Responsive image issues

Hey there,

I’m new to this list, trying to figure out responsive images as I add support to a website builder I co-authored (http://sparkle.cx). I’m mostly a Mac/iOS dev, have done a bunch of webdev as well, ~25 years of software dev experience.

Findings so far:

* srcset with display density

While this works great, there’s nothing responsive about it. You can swap out 1x/2x images but not in a breakpoint-aware way. And this isn’t even about art direction, you can’t provide the same crop at different scale factors to save on bandwidth. A non starter.

* srcset with width descriptors

Aside from the bizarre syntax and browser bugs, this does have a responsive behavior. The conceptual problem that isn’t addressed by the spec is the assumption that a 1000px image and a 500px@2x image are the same image. The srcset attributes specifies a list of images sizes, regardless of density, and the browser does the math of image size and screen DPI to pick the right size from the list, with no ability to pick different images based on density.

While 1000px and 500px@2x can be the same, this wastes a ton of bandwidth. Strangely enough I haven’t found any mention this. There’s ample evidence that higher density screens hide JPEG compression artifacts enough to allow @2x images to be compressed to a size that’s close to the @1x equivalent (see for example http://alidark.com/responsive-retina-image-mobile/).
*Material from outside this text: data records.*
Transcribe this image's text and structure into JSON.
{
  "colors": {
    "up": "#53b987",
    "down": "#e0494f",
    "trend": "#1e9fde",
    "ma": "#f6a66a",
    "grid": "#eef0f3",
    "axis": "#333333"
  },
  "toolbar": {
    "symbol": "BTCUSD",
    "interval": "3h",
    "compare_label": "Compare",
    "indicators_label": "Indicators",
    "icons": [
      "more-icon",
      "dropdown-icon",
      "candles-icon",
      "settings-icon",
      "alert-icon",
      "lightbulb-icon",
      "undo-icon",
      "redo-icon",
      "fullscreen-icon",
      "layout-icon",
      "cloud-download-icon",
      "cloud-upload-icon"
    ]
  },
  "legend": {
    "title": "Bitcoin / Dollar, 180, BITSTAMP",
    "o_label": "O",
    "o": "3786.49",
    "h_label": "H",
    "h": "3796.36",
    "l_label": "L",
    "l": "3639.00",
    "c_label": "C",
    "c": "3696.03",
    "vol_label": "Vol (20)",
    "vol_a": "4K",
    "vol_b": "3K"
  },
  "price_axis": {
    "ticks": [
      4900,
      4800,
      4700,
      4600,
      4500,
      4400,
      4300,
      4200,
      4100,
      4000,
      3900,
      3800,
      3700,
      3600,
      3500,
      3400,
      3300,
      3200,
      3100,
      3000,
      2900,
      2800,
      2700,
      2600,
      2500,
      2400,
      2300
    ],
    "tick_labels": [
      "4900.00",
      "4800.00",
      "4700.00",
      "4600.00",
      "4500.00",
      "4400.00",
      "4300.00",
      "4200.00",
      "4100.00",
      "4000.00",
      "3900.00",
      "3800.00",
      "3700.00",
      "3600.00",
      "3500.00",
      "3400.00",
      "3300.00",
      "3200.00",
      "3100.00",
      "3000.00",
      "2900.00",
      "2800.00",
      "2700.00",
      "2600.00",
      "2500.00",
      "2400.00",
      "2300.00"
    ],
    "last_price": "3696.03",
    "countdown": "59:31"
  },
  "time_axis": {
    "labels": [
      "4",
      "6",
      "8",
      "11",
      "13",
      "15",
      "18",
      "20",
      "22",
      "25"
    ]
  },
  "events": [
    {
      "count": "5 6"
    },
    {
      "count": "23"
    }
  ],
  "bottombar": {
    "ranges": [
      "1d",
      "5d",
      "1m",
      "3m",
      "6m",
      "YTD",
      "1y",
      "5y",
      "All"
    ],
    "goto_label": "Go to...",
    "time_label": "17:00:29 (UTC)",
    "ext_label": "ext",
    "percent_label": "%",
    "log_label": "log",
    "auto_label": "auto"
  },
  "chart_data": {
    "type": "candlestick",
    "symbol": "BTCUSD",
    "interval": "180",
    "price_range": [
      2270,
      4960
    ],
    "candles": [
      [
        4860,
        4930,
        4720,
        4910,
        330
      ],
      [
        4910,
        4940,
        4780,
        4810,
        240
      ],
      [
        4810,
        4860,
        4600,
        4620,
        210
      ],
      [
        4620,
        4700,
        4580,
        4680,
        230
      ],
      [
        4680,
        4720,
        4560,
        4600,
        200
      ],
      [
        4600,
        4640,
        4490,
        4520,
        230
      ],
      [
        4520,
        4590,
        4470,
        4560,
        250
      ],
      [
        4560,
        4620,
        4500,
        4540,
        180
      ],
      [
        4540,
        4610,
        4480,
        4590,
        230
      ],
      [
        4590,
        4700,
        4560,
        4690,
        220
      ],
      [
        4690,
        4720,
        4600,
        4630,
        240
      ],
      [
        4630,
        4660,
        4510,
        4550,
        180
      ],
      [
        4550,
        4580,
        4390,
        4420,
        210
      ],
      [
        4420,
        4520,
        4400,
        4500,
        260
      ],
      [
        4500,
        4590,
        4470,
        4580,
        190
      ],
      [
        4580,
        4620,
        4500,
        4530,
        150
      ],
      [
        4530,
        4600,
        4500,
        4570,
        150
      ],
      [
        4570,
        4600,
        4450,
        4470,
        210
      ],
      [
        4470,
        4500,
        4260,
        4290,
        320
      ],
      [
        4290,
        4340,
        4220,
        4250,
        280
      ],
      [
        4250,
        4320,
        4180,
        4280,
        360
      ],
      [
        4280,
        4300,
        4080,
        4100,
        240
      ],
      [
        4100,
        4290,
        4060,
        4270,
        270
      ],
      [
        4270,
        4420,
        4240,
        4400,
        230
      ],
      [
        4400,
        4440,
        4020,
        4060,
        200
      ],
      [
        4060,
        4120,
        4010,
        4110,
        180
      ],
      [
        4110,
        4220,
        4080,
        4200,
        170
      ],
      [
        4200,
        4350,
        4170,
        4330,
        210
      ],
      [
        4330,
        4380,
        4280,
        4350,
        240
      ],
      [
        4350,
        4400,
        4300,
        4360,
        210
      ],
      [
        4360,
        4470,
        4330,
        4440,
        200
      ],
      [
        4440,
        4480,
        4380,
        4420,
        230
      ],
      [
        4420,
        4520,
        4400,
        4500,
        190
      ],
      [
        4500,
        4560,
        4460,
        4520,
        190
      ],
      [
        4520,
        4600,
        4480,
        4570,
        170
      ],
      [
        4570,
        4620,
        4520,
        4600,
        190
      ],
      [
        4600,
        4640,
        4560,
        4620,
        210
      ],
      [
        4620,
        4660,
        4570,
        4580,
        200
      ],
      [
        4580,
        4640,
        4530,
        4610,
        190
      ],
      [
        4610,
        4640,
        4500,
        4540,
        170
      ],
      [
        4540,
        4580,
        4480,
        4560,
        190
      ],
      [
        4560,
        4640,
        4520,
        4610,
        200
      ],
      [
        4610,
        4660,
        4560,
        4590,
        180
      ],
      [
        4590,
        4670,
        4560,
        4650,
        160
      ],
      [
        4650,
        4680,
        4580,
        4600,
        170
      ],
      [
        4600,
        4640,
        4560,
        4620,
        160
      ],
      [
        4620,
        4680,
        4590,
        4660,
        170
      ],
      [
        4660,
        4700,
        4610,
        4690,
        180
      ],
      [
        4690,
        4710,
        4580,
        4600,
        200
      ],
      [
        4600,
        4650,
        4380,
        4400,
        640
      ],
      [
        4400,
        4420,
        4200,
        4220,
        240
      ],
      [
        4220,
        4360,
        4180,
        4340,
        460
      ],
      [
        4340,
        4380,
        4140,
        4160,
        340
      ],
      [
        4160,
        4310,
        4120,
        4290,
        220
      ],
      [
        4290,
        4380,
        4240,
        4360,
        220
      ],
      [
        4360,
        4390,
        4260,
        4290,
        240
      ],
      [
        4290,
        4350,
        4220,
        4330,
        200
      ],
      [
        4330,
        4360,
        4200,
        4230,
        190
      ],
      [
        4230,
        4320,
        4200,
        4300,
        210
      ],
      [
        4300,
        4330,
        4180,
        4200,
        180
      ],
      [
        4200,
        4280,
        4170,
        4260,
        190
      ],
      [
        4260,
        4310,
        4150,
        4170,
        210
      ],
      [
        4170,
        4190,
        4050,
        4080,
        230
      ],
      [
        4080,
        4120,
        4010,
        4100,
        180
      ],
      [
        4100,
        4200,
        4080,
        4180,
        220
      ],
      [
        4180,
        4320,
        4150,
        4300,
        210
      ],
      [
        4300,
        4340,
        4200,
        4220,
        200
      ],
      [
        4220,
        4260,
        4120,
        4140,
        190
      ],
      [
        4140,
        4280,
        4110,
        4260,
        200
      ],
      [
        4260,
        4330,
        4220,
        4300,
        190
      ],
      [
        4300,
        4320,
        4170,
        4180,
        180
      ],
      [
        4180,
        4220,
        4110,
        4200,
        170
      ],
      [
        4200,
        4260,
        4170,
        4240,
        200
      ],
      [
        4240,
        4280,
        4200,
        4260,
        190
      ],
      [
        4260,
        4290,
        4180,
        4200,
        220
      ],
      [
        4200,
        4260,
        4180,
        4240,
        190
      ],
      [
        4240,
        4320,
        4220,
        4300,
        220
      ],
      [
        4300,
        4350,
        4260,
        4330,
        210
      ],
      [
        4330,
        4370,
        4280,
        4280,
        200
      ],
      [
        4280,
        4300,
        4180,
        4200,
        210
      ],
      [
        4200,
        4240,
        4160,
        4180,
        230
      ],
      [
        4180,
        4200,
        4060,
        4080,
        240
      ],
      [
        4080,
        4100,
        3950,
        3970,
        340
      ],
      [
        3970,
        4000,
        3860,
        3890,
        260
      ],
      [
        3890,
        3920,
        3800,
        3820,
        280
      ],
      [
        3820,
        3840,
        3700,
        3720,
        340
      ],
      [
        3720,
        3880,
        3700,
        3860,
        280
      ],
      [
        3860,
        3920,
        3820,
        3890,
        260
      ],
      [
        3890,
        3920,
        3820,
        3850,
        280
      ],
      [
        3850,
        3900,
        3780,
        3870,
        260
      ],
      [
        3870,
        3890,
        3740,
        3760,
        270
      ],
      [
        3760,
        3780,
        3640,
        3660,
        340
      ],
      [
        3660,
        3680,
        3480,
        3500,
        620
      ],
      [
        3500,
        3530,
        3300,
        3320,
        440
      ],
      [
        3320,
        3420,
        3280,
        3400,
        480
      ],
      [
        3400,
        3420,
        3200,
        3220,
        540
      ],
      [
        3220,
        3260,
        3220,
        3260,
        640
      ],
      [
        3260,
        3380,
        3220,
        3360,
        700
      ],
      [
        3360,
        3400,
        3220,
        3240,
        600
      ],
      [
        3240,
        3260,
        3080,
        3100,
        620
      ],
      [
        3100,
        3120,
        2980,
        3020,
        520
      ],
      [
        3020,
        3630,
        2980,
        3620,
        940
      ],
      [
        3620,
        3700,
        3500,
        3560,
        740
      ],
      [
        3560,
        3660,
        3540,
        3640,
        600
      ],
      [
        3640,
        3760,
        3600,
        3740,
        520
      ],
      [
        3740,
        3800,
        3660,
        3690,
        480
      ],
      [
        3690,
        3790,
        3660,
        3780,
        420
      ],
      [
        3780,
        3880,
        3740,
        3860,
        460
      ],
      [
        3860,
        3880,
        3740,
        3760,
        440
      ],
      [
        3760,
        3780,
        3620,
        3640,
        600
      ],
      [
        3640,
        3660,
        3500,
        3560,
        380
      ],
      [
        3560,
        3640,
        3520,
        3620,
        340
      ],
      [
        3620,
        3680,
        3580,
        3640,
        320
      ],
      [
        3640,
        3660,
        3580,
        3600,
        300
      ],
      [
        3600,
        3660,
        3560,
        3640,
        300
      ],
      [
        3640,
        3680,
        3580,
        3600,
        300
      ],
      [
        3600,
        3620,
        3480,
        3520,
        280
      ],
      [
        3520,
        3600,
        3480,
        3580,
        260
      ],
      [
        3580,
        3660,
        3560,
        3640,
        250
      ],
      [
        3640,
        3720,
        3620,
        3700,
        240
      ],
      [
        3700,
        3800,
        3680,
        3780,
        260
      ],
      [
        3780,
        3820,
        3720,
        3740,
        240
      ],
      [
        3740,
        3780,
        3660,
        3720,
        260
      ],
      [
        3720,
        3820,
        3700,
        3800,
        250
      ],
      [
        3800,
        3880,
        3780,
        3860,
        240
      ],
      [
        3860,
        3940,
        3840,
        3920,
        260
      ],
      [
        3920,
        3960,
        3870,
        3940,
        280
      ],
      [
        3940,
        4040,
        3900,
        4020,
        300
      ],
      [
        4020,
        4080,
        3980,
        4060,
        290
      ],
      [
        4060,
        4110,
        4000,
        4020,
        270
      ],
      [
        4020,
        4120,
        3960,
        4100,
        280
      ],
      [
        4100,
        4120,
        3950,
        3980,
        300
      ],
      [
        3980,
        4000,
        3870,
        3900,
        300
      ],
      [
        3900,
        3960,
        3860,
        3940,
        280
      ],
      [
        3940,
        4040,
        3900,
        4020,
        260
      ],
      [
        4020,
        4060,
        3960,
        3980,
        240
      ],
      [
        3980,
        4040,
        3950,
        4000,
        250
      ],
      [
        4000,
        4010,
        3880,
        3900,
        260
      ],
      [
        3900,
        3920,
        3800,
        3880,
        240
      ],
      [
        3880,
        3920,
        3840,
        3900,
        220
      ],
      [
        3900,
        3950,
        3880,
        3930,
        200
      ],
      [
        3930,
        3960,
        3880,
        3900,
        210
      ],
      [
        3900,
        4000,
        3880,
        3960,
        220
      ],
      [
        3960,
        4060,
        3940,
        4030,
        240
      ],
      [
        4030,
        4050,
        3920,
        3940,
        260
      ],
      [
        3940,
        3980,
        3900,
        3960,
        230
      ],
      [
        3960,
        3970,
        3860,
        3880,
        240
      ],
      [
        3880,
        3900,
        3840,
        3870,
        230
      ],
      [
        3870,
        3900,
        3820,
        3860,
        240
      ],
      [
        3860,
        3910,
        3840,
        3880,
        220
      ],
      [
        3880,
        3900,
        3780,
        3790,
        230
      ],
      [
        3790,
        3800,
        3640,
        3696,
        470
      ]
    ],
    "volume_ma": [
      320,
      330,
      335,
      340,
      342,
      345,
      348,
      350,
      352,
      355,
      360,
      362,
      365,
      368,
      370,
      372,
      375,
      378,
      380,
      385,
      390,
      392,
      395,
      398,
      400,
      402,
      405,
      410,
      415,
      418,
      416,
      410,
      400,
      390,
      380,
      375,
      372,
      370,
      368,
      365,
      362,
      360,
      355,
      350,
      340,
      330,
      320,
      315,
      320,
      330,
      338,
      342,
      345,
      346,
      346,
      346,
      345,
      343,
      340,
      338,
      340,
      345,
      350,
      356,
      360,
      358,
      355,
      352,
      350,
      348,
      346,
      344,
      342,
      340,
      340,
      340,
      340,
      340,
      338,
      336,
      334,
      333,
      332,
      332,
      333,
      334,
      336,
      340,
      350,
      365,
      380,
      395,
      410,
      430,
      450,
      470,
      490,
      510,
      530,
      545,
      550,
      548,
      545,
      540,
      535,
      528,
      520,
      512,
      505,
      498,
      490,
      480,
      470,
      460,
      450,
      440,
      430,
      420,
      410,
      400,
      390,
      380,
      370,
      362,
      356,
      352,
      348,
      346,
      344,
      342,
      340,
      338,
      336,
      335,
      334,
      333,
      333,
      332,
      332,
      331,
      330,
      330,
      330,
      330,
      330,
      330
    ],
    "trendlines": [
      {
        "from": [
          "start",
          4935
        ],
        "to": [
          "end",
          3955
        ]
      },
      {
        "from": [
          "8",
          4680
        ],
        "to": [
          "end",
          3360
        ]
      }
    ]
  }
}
Compressing images at all sizes with the same compression factor, which is based on viewing quality at @1x density, causes a browser on a @2x screen to download an image that’s roughly 3-4x the size of an image compressed specifically for the @2x viewing quality (rough unscientific test).

This makes srcset-w better than earlier JS/CSS solutions, mostly in latency terms due to the pre-parser head start, but not nearly as effective as it could be.

This is in my view a flaw in the spec design that makes srcset-w nearly useless. The only redeeming quality is that it actually is supported by a good number of browsers.

About the browser bugs:

- Chrome hangs on to the largest image it switches to, forever
- Safari doesn’t load a higher (or lower) resolution image when crossing a breakpoint (https://bugs.webkit.org/show_bug.cgi?id=149899) and presumably when switching screen resolution as well (untested), the workaround here seems to be to force-set the srcset attribute when crossing a breakpoint threshold.

* picture

The picture element is superior to srcset-w in that even in the non-art direction case an individual image can be picked for each breakpoint and each screen density. While the syntax is verbose, it is nowhere as convoluted as srcset-w.

The problem with the picture element is that it’s not available on iOS http://caniuse.com/#feat=picture — while Safari on Mac isn’t insignificant, it’s mobile that has the most need for the bandwidth savings. (IE also doesn’t support picture, but they don’t support srcset either so it’s down to a JS solution and they're mostly equivalent).

The canonical solution would be to use picturefill, and while it’s only ~11kb, in Mobile Safari it would essentially fall back to srcset-w behavior in terms of initial latency and bandwidth use, so I might as well not sure it.


I’m just trying to find the most effective pragmatic solution that has some future proofness to it, any thoughts appreciated.